Monday November 7, 2011 – Stewart Wolpin
Most high-end TVs have an Ethernet port for access to online content. But does that make them “smart?” As I see it, there are five components for TV manufacturers to cover to successfully conquer the evolving digital TV business:
• Hardware
• Software
• Content
• Search
Let’s use the rumored Apple television that could go on sale as soon as the 2012 holiday season or, according to a flurry of more recent reports, 2013 as our example.
Hardware-wise, guessing what an Apple television would look and act like physically and technically is as difficult as predicting who's going to be the Democratic presidential nominee in 2012 – it'd be a giant iMac with all the appropriate media slot and external connections.
On the software side, any well-designed smart TV will have a stable operating system, easy access to storage (be it in hardware or in the cloud) a way to distribute content to other devices inside and outside the home, and a way for consumers to use a QWERTY keyboard (be it hard or soft or touch) to interact with the TV.
And, a programming guide will need a major makeover which will include search abilities presented in a unique way. Apple will presumably have a new EPG co-developed with Rovi (Apple signed a deal with about a year ago). This is what Google TV tried but failed (so far) to do.
And for the final interface trick – since we’re basically writing a wish list here – let’s have a voice activation application. Well, a bug free voice activation application.
That leaves content.
How do we watch?
The way in which viewers consume content has been evolving over the past dozen years as viewers time shift with DVRs, and watch TV shows and movies on their computers and through their streaming devices.

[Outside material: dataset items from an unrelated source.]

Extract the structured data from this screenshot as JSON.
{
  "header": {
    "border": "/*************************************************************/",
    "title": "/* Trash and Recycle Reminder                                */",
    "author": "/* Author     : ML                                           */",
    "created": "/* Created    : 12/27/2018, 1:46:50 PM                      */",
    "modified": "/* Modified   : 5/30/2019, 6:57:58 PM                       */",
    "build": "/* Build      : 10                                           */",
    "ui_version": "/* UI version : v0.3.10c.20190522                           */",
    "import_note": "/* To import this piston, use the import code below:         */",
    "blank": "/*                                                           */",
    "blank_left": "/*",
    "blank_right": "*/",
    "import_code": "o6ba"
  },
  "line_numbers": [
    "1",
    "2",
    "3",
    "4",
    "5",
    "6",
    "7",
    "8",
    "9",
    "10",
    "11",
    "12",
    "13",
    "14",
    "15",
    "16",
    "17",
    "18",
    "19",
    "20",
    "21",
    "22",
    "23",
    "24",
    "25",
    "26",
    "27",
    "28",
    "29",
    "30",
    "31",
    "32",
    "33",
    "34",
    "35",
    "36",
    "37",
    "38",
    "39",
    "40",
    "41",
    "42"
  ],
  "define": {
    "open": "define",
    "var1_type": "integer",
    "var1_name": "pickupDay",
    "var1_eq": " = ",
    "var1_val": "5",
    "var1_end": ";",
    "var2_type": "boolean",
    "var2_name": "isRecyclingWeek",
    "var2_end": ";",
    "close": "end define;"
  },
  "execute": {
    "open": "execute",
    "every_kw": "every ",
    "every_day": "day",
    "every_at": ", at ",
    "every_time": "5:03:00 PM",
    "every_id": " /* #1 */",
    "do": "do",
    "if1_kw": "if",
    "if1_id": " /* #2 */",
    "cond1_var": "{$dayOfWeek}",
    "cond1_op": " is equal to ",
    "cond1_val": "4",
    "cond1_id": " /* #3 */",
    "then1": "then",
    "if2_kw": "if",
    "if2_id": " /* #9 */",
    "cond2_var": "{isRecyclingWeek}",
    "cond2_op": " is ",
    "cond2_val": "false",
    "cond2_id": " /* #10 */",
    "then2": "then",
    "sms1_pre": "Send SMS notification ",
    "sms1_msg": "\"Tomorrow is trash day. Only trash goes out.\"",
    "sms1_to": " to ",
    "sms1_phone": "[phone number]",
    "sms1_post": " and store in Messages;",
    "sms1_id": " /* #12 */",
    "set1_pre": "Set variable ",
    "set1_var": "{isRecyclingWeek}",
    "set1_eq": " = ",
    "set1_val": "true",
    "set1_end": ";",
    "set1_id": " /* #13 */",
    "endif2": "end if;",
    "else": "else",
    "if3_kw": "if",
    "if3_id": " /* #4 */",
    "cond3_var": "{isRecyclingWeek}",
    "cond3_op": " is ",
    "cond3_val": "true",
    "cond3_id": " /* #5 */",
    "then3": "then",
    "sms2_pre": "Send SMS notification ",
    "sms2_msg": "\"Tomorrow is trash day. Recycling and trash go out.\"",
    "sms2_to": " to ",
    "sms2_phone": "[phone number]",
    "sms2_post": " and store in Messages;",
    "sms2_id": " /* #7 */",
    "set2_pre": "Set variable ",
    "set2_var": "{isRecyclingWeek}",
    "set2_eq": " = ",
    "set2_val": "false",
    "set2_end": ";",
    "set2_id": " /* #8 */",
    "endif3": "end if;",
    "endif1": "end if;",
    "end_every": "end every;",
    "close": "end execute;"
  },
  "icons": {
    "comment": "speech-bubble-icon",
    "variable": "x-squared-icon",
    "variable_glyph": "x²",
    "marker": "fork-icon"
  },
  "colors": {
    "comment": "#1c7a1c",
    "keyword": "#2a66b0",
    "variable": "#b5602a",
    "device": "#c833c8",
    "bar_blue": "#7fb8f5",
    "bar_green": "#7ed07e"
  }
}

Now that we viewers have more freedom to cherry pick the programming we want to watch when and where we please, there is more pressure on pay TV and broadcast networks to provide more flexibility for viewers. There’s also more pressure for them to make it easier for us to source programming from multiple places. To do that we’ll need an intuitive and well-designed program guide so that current channel-centric TV search capabilities, which are like looking for a person's name in a phone book arranged only by address, are a thing of the past.
In order to keep customers, pay TV providers will have to accommodate new ways of viewing, sourcing and displaying content. That will probably mean a little less content bundling and a little more à la carte action.
The iPad Effect
And content providers (and some pay TV providers) seem willing to give a little more à la carte a try.
The red-hot tablet market (mostly iPad) has every content provider rushing to create an app filled with its programs. And, of course, there are already a variety of programming sources that deliver à la carte programs from the Internet -- Amazon Prime, Netflix, Hulu, and iTunes. Perhaps traditional distributors of programming finally realize the à la carte programming future is tailgating them.
The combination of a thoroughly well designed smart TV (we’re not there yet), seamless programming guides across multiple programming sources, and wireless access of programming by multiple devices could usher in new business models and a whole new definition of what it means to “watch TV.”